Berlin - Die deutsche Schifffahrt leidet schon länger, jetzt hilft ihr der Staat: 57,8 Millionen Euro sollen Reeder im nächsten Jahr bekommen, meldet die "Wirtschaftswoche". Dies sei zur Stärkung des maritimen Bündnisses beschlossen worden, sagte der Seefahrtsbeauftragte der Bundesregierung, Hans-Joachim Otto (FDP), der Zeitung.
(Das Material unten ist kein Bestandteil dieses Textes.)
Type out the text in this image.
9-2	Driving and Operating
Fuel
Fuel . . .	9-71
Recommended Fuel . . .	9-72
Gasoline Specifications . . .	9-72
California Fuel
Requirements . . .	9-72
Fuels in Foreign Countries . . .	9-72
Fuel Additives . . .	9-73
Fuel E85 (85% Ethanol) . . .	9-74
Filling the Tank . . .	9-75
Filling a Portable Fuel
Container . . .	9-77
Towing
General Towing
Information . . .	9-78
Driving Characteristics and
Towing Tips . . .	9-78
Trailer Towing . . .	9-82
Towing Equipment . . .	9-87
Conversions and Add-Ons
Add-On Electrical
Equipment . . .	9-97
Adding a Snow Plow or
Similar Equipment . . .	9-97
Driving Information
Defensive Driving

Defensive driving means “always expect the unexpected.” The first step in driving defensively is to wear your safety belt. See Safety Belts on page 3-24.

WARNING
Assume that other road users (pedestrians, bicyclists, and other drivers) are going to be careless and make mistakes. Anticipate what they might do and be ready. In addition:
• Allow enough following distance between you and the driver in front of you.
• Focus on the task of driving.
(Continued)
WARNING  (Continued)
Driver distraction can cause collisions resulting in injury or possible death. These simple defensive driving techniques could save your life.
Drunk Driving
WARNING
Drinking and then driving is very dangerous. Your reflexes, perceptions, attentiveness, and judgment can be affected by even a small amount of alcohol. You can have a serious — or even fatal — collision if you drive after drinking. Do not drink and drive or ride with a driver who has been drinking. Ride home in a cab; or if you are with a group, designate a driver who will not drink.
Reeder, Gewerkschaften und die Bundesregierung hätten sich darauf geeinigt. "Damit stärken wir die Ausbildung des maritimen Nachwuchses und sichern seemännisches Know-how am Standort Deutschland."
Zu Boomzeiten hatten viele deutsche Reeder Schiffe mit einem Bestellvolumen von 60 Milliarden Dollar geordert. In der Krise lagen dann weltweit Hunderte Schiffe im Hafen, ohne Auftrag. Inzwischen sind viele kleine und mittlere Reedereien in Deutschland in ihrer Existenz bedroht, Überkapazitäten und niedrige Frachtraten bereiten ihnen Probleme. In der Containerschifffahrt, wo die deutschen Reeder weltweit eine führende Position einnehmen, verdient nur noch jedes dritte Schiff überhaupt Geld.
Banken hatten sich aus der Schiffsfinanzierung zurückgezogen, deswegen hatten die Reeder bereits Anfang Juli Hilfen verlangt - vergeblich. Sie hatten Abwrackprämien gefordert, außerdem sollte die staatseigene Kreditanstalt für Wiederaufbau (KfW) Überbrückungskredite gewähren und Schiffe finanzieren. Dem erteilte Otto jetzt allerdings eine Absage: Es dürfe keine branchenspezifischen Sonderprogramme geben, sagte er. Diese Forderung hatte kürzlich auch Bundeswirtschaftsminister Philipp Rösler (FDP) zurückgewiesen.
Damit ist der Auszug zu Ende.